O contrato de Cássia Kis com a TV Globo não foi renovado em abril de 2024, após mais de quarenta anos de casa. A notícia, confirmada por diversos veículos de entretenimento, marcou o fim de uma era. A emissora, que está em um processo agressivo de corte de gastos e contratos por obra, não viu mais espaço para uma figura que trazia tanto desgaste para a marca. O legado de Cássia agora é uma disputa entre o seu talento absurdo e o rastro de polêmicas que ela deixou nos últimos anos.

Hoje ela vive em uma espécie de exílio voluntário. Não é vista em festas de encerramento, não participa de podcasts de colegas e sua presença em futuros projetos da casa é nula. A veterana que já foi o pilar das maiores obras de Glória Perez e Aguinaldo Silva agora é uma memória complexa. Ela permanece firme em suas convicções, mas o mercado parece ter fechado as portas para quem confunde liberdade de expressão com intolerância no ambiente de trabalho.

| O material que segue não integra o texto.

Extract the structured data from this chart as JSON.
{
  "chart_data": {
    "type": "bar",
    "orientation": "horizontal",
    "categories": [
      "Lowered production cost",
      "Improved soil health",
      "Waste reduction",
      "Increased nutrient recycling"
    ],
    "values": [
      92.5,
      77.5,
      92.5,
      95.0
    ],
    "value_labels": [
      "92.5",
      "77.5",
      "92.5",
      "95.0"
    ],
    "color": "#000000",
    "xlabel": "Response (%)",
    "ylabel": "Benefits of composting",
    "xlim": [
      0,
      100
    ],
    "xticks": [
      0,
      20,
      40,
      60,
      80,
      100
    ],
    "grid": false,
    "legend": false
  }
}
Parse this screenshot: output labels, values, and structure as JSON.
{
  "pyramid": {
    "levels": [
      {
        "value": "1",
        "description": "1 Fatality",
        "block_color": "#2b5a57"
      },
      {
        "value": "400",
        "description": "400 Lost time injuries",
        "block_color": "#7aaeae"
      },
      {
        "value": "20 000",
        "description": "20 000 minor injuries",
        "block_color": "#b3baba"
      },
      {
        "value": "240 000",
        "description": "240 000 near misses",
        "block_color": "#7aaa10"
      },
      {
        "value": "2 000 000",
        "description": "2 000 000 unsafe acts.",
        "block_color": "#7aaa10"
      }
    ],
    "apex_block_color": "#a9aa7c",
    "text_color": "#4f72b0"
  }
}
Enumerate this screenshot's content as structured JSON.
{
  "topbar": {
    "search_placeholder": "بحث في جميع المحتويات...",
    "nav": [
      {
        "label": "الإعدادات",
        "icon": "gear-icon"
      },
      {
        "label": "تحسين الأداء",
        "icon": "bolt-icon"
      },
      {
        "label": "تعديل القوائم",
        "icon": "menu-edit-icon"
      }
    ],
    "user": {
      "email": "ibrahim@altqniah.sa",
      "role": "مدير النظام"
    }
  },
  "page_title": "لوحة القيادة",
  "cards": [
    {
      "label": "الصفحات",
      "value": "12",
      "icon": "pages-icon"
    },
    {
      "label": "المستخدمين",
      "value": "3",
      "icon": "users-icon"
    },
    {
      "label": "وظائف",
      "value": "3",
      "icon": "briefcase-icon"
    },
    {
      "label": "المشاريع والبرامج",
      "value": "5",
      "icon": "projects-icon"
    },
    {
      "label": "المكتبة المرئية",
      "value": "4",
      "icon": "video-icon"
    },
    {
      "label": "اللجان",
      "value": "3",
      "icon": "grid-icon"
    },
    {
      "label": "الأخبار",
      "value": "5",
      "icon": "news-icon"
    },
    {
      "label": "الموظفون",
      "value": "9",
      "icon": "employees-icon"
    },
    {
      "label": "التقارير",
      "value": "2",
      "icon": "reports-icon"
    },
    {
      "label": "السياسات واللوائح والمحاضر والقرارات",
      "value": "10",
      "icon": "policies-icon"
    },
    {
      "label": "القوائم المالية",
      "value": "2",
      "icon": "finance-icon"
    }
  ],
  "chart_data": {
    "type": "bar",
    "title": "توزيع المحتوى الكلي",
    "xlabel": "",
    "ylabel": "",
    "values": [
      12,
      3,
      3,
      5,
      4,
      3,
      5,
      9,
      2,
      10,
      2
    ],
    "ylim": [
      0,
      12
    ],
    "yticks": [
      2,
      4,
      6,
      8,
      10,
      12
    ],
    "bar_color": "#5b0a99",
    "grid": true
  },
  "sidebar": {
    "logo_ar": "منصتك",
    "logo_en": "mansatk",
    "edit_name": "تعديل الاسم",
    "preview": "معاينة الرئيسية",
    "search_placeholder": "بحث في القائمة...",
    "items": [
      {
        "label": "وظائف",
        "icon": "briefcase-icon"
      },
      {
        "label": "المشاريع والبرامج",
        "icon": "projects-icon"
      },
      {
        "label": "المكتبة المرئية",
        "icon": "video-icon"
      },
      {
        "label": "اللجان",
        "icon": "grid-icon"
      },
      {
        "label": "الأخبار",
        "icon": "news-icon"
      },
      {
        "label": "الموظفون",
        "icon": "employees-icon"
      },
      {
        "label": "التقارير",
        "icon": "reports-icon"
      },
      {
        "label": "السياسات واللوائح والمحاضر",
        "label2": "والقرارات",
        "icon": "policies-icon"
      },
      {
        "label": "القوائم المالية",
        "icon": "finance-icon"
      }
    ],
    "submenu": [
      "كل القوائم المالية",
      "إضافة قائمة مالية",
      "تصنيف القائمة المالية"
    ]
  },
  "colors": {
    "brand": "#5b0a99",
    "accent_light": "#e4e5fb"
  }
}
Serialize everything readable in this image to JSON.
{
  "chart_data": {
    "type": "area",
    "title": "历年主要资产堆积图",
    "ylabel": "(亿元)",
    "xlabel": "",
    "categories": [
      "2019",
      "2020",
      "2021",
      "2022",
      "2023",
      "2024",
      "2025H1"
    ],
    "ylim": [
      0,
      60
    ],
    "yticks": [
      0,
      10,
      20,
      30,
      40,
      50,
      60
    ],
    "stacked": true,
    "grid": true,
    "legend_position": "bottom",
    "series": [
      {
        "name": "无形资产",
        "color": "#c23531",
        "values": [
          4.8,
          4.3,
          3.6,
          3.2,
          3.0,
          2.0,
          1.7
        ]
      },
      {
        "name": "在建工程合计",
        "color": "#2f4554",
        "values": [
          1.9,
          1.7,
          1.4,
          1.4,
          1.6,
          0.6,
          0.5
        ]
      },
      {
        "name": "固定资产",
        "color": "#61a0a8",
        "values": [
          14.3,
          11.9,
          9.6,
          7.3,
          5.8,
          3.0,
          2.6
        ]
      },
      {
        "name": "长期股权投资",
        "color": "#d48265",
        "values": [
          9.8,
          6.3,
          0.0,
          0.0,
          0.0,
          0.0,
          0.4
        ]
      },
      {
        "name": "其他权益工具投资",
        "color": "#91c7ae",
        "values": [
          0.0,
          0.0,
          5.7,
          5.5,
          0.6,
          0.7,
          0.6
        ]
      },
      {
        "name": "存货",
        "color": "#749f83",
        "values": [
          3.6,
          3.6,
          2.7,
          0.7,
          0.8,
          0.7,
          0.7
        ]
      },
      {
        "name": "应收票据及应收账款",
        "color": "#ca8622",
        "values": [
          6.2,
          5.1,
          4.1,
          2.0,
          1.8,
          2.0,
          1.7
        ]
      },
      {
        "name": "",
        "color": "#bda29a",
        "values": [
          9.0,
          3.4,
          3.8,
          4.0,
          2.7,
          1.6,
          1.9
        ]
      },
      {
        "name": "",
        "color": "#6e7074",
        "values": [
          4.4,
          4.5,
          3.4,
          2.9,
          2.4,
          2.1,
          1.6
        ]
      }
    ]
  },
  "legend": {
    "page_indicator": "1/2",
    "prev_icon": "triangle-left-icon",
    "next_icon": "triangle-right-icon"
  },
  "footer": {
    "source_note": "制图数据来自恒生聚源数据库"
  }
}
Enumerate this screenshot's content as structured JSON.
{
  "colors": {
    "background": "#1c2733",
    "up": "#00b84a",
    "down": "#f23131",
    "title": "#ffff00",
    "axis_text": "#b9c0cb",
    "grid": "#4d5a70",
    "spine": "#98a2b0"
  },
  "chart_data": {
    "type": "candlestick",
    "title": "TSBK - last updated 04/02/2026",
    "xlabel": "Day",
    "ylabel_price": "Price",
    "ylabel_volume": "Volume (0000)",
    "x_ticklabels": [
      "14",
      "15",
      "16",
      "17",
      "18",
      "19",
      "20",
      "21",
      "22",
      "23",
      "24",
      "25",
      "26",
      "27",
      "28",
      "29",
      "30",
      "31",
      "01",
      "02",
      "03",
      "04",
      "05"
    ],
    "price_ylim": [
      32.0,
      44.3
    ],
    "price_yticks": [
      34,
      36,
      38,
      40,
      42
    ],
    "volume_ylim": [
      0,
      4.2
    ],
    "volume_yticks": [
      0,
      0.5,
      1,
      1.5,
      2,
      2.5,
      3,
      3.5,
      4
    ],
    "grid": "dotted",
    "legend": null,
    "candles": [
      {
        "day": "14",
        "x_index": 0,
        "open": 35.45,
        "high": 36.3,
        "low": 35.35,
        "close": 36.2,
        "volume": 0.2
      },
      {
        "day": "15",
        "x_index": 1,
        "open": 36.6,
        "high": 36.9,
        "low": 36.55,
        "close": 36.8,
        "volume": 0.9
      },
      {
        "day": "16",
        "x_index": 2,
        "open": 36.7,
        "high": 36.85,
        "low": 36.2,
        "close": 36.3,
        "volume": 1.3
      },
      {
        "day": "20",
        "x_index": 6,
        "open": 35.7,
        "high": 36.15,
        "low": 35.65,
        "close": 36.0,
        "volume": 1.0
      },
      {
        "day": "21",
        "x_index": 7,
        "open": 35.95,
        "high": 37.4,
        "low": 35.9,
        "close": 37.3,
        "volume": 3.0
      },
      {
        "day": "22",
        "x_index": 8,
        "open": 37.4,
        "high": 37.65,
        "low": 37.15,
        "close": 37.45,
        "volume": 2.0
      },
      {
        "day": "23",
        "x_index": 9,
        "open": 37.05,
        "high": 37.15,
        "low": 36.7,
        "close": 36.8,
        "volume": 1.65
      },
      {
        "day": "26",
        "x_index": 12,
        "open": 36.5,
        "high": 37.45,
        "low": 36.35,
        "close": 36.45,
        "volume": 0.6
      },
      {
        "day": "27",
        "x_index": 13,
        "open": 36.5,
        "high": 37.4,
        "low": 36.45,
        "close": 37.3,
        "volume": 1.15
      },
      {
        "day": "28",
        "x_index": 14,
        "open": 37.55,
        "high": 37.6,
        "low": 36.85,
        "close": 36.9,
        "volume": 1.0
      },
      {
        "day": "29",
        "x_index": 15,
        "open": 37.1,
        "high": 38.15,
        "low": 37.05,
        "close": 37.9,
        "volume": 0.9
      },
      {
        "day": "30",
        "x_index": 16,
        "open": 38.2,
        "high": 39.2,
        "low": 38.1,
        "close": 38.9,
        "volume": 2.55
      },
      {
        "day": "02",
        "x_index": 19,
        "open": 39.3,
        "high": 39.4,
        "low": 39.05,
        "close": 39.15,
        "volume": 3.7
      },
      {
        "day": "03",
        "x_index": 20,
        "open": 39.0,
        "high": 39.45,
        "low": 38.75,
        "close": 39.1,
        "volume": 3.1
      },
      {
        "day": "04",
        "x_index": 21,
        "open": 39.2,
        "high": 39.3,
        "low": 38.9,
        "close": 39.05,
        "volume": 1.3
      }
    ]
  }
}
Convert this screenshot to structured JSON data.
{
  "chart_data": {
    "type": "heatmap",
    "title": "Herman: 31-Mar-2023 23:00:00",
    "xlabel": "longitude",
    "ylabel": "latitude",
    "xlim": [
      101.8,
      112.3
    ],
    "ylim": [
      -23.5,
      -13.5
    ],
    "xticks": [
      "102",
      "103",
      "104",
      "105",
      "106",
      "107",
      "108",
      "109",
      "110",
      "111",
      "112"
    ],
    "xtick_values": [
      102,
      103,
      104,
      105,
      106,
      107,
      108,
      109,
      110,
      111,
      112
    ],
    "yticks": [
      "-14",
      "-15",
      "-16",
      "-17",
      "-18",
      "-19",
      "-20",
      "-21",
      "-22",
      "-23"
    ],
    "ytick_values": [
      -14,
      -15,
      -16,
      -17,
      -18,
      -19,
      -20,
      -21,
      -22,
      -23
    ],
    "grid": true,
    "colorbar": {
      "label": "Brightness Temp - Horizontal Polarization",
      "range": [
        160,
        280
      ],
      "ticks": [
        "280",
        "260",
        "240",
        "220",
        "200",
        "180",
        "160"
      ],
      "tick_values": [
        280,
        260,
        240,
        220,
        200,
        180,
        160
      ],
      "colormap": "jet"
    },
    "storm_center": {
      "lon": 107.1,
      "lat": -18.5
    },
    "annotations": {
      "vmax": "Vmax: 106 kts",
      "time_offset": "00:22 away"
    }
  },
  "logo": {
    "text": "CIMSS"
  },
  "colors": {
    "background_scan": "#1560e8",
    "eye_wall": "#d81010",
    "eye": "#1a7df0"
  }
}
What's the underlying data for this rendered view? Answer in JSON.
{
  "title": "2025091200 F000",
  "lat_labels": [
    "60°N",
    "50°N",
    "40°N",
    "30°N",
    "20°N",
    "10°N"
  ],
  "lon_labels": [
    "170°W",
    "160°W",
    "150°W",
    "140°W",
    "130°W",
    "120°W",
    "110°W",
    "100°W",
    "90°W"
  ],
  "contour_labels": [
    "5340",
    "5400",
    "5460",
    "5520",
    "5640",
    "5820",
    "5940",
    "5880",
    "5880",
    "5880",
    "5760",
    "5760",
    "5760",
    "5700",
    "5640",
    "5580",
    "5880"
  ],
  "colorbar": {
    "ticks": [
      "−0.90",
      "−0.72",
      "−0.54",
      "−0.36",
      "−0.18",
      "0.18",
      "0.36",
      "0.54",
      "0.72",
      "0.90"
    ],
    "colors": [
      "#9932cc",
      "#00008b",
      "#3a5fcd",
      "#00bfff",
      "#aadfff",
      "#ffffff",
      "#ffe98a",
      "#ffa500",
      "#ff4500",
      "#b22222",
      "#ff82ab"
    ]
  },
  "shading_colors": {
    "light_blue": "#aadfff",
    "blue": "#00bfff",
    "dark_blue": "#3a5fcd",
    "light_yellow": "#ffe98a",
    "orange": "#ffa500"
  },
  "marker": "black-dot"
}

O que sobrou foi uma atriz gigante sem palco. O Projac mudou, as regras de convivência mudaram e Cássia Kis parece ter escolhido ficar em um tempo que só existe na sua cabeça. Ela não é uma atriz esquecida, é uma atriz evitada. E esse é o destino mais amargo para quem dedicou a vida inteira a ser vista.

Sua história agora serve como um lembrete de que, no mundo das celebridades, o crachá de mestre não protege ninguém do isolamento.